Baca juga: Prestasi Atlet Membuat Panjat Tebing Semakin Populer
”Sewaktu kuliah ingin ikut, tetapi sibuk belum sempat bergabung. Sekarang sudah kerja baru bisa ikut mencoba bermain, jadi rutinitas. Tergantung pekerjaan juga. Kalau tidak lembur, seminggu bisa tiga kali,” kata Michael.
Awalnya, Michael belum membeli sepatu khusus panjat dan meminjam sepatu yang disediakan IndoClimb. Ketika sudah nyaman memanjat, dia tidak ragu membeli sepatu khusus panjat tebing seharga Rp 2,5 juta.

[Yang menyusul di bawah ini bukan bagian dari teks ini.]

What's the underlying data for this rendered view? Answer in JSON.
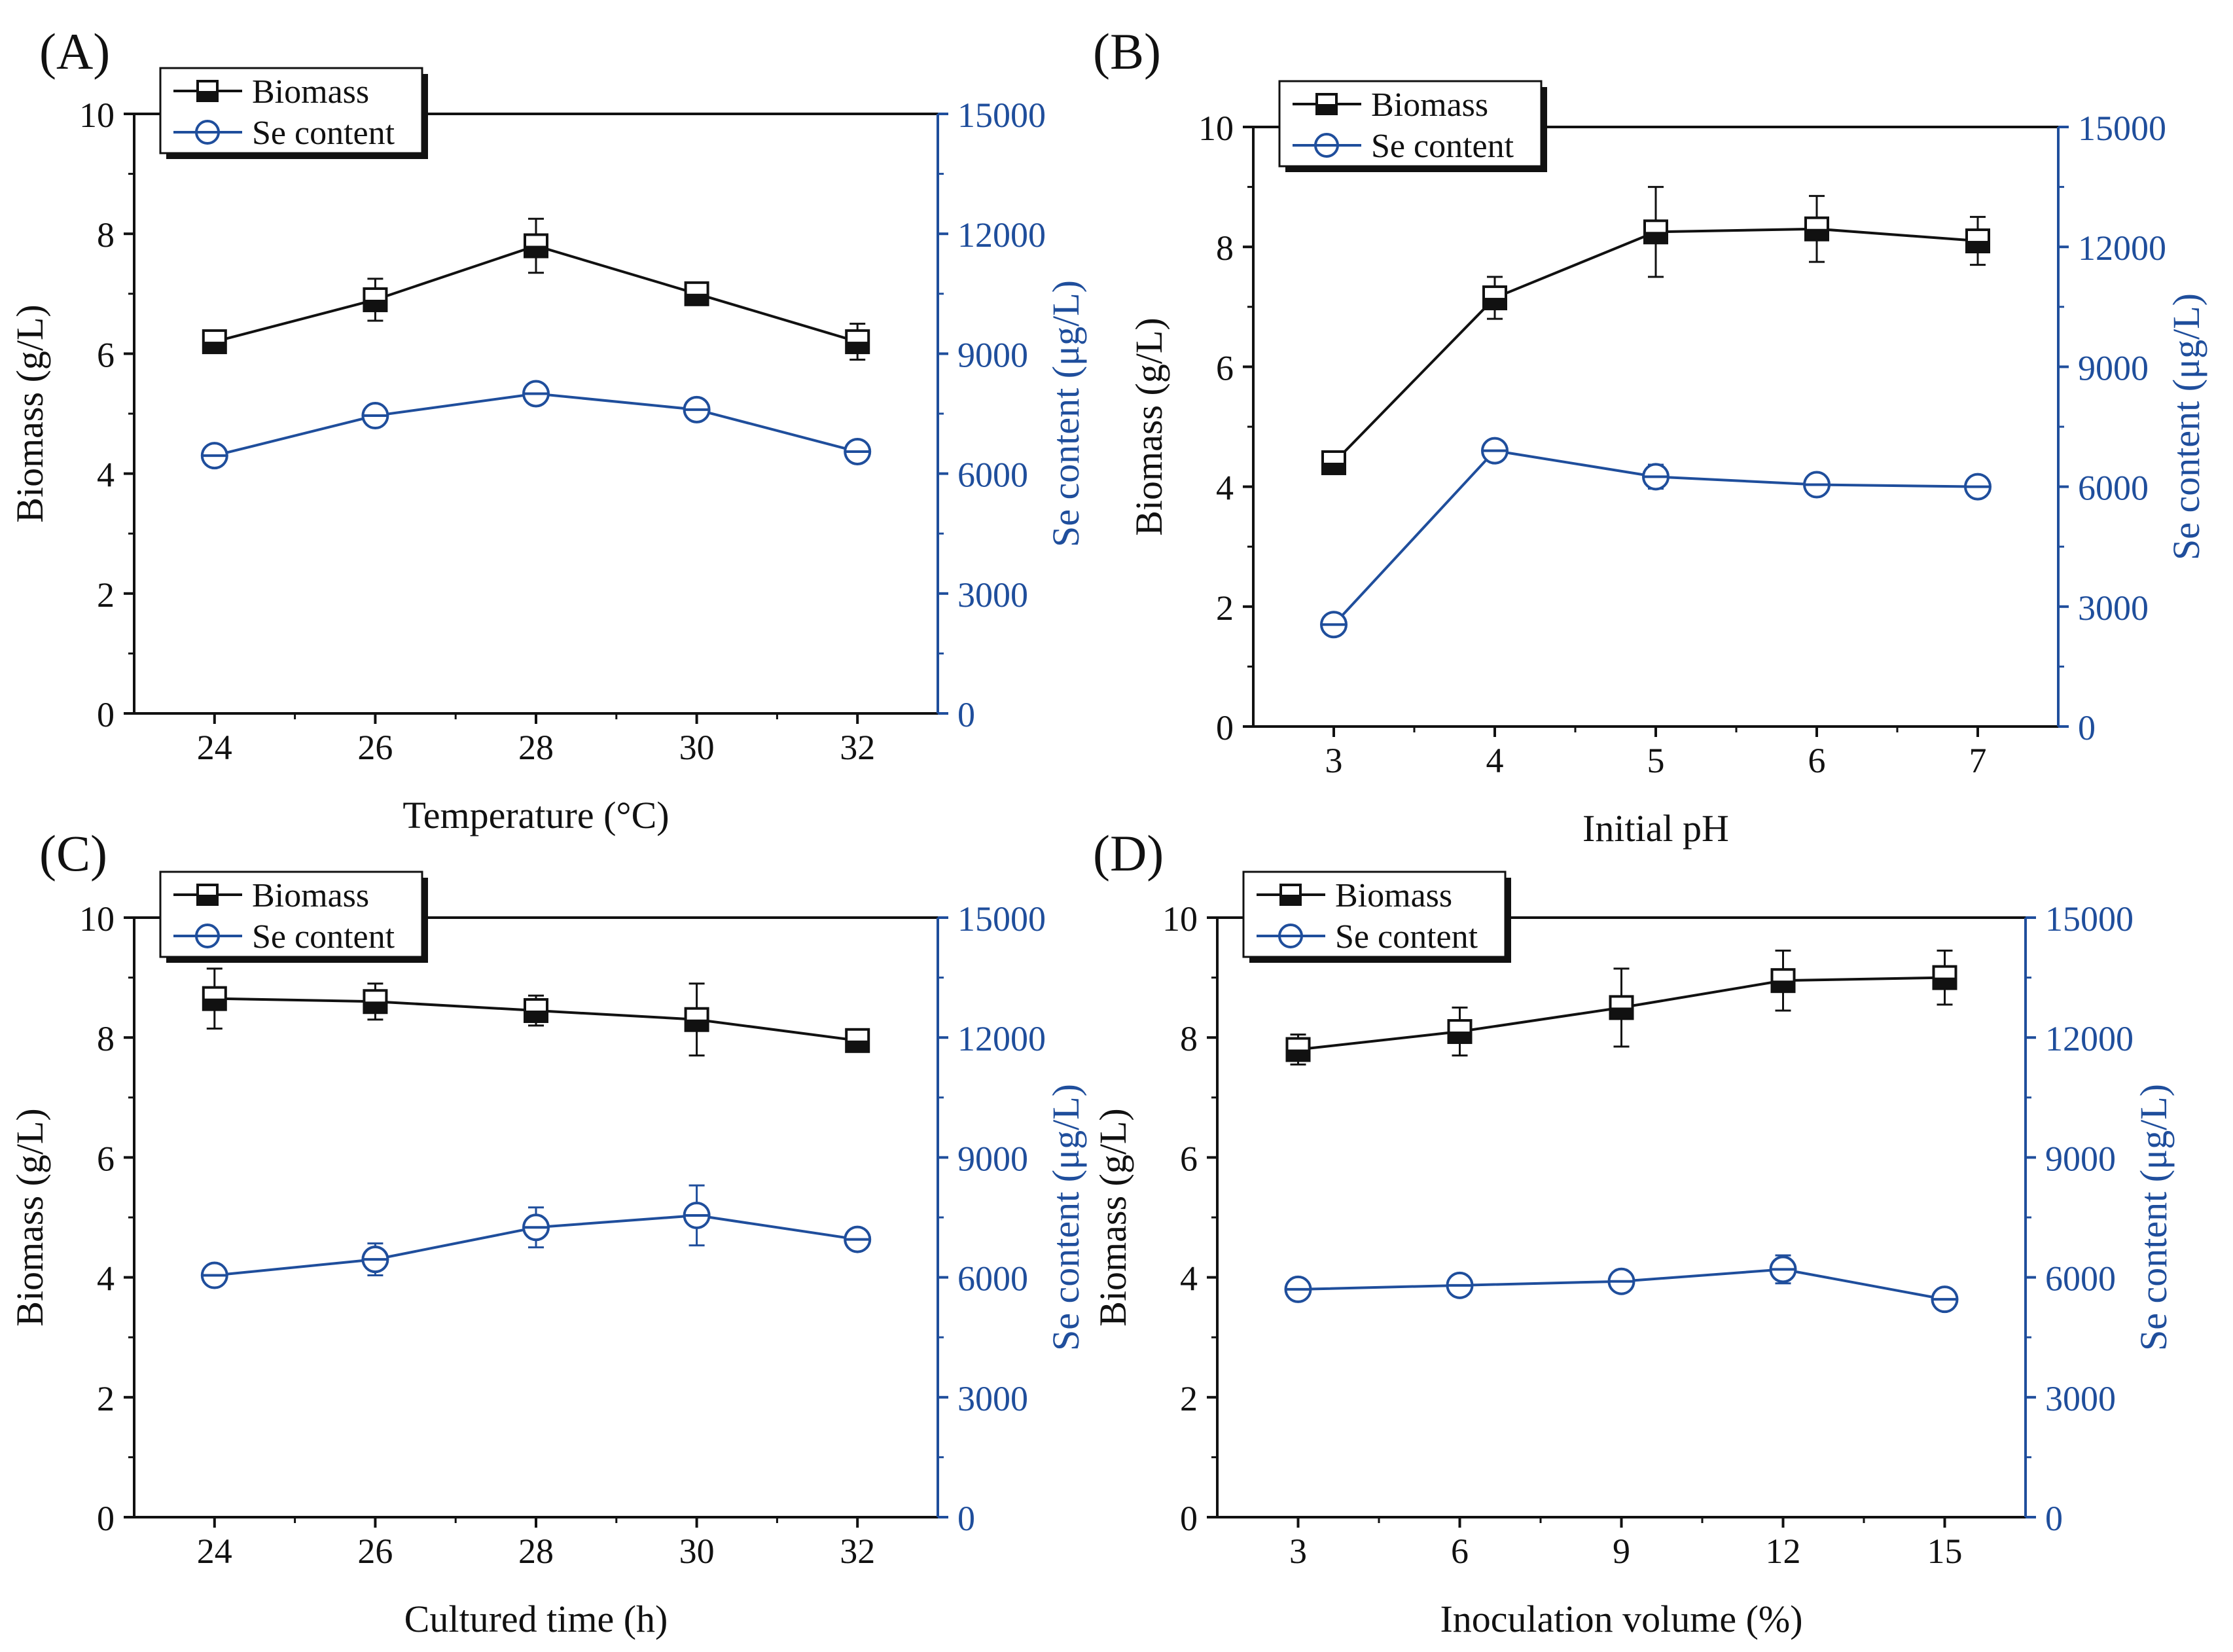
{
  "colors": {
    "biomass": "#111111",
    "se": "#1f4e9c",
    "axis": "#111111"
  },
  "chart_data": [
    {
      "panel_label": "(A)",
      "type": "line",
      "xlabel": "Temperature (°C)",
      "x": [
        24,
        26,
        28,
        30,
        32
      ],
      "xticks": [
        "24",
        "26",
        "28",
        "30",
        "32"
      ],
      "xlim": [
        23,
        33
      ],
      "ylabel": "Biomass (g/L)",
      "ylim": [
        0,
        10
      ],
      "yticks": [
        "0",
        "2",
        "4",
        "6",
        "8",
        "10"
      ],
      "y2label": "Se content (μg/L)",
      "y2lim": [
        0,
        15000
      ],
      "y2ticks": [
        "0",
        "3000",
        "6000",
        "9000",
        "12000",
        "15000"
      ],
      "series": [
        {
          "name": "Biomass",
          "axis": "left",
          "values": [
            6.2,
            6.9,
            7.8,
            7.0,
            6.2
          ],
          "errors": [
            0.1,
            0.35,
            0.45,
            0.15,
            0.3
          ]
        },
        {
          "name": "Se content",
          "axis": "right",
          "values": [
            6450,
            7450,
            8000,
            7600,
            6550
          ],
          "errors": [
            150,
            120,
            150,
            100,
            120
          ]
        }
      ],
      "legend": [
        "Biomass",
        "Se content"
      ]
    },
    {
      "panel_label": "(B)",
      "type": "line",
      "xlabel": "Initial pH",
      "x": [
        3,
        4,
        5,
        6,
        7
      ],
      "xticks": [
        "3",
        "4",
        "5",
        "6",
        "7"
      ],
      "xlim": [
        2.5,
        7.5
      ],
      "ylabel": "Biomass (g/L)",
      "ylim": [
        0,
        10
      ],
      "yticks": [
        "0",
        "2",
        "4",
        "6",
        "8",
        "10"
      ],
      "y2label": "Se content (μg/L)",
      "y2lim": [
        0,
        15000
      ],
      "y2ticks": [
        "0",
        "3000",
        "6000",
        "9000",
        "12000",
        "15000"
      ],
      "series": [
        {
          "name": "Biomass",
          "axis": "left",
          "values": [
            4.4,
            7.15,
            8.25,
            8.3,
            8.1
          ],
          "errors": [
            0.15,
            0.35,
            0.75,
            0.55,
            0.4
          ]
        },
        {
          "name": "Se content",
          "axis": "right",
          "values": [
            2550,
            6900,
            6250,
            6050,
            6000
          ],
          "errors": [
            100,
            200,
            300,
            150,
            100
          ]
        }
      ],
      "legend": [
        "Biomass",
        "Se content"
      ]
    },
    {
      "panel_label": "(C)",
      "type": "line",
      "xlabel": "Cultured time (h)",
      "x": [
        24,
        26,
        28,
        30,
        32
      ],
      "xticks": [
        "24",
        "26",
        "28",
        "30",
        "32"
      ],
      "xlim": [
        23,
        33
      ],
      "ylabel": "Biomass (g/L)",
      "ylim": [
        0,
        10
      ],
      "yticks": [
        "0",
        "2",
        "4",
        "6",
        "8",
        "10"
      ],
      "y2label": "Se content (μg/L)",
      "y2lim": [
        0,
        15000
      ],
      "y2ticks": [
        "0",
        "3000",
        "6000",
        "9000",
        "12000",
        "15000"
      ],
      "series": [
        {
          "name": "Biomass",
          "axis": "left",
          "values": [
            8.65,
            8.6,
            8.45,
            8.3,
            7.95
          ],
          "errors": [
            0.5,
            0.3,
            0.25,
            0.6,
            0.1
          ]
        },
        {
          "name": "Se content",
          "axis": "right",
          "values": [
            6050,
            6450,
            7250,
            7550,
            6950
          ],
          "errors": [
            150,
            400,
            500,
            750,
            200
          ]
        }
      ],
      "legend": [
        "Biomass",
        "Se content"
      ]
    },
    {
      "panel_label": "(D)",
      "type": "line",
      "xlabel": "Inoculation volume (%)",
      "x": [
        3,
        6,
        9,
        12,
        15
      ],
      "xticks": [
        "3",
        "6",
        "9",
        "12",
        "15"
      ],
      "xlim": [
        1.5,
        16.5
      ],
      "ylabel": "Biomass (g/L)",
      "ylim": [
        0,
        10
      ],
      "yticks": [
        "0",
        "2",
        "4",
        "6",
        "8",
        "10"
      ],
      "y2label": "Se content (μg/L)",
      "y2lim": [
        0,
        15000
      ],
      "y2ticks": [
        "0",
        "3000",
        "6000",
        "9000",
        "12000",
        "15000"
      ],
      "series": [
        {
          "name": "Biomass",
          "axis": "left",
          "values": [
            7.8,
            8.1,
            8.5,
            8.95,
            9.0
          ],
          "errors": [
            0.25,
            0.4,
            0.65,
            0.5,
            0.45
          ]
        },
        {
          "name": "Se content",
          "axis": "right",
          "values": [
            5700,
            5800,
            5900,
            6200,
            5450
          ],
          "errors": [
            100,
            200,
            150,
            350,
            250
          ]
        }
      ],
      "legend": [
        "Biomass",
        "Se content"
      ]
    }
  ]
}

”Aku beli sepatunya 1,5 bulan setelah memanjat. Sebenarnya untuk pemula seperti aku disiapkan sepatu. Untuk lead juga disiapkan tali dan sabuk pengaman. Jadi cukup bawa badan saja dan tidak perlu rumit mengumpulkan orang. Berangkat sendiri sudah bisa olahraga,” tuturnya.
Pendiri IndoClimb, Fedi Fianto mengatakan, faktor pandemi Covid-19 juga membuat klub panjat tebing ramai dikunjungi. Panjat tebing dianggap sebagai olahraga individu yang aman dari interaksi orang banyak sehingga aman dari potensi penularan virus Covid-19.
Hal serupa dirasakan di fasilitas panjat tebing Peak To Peak, Alam Sutera, Tangerang. Animo masyarakat untuk bermain meningkat hingga ratusan orang per hari, sedangkan yang membuat kartu anggota sebanyak 50 orang.
”Pandemi cukup mengurangi orang yang datang, tetapi kini mulai ramai lagi,” kata pemilik Peak to Peak, Naldo Japardy. Dia juga berharap, pemerintah bisa fokus membina panjat tebing terutama di nomor lead dan boulder yang sangat populer di dunia.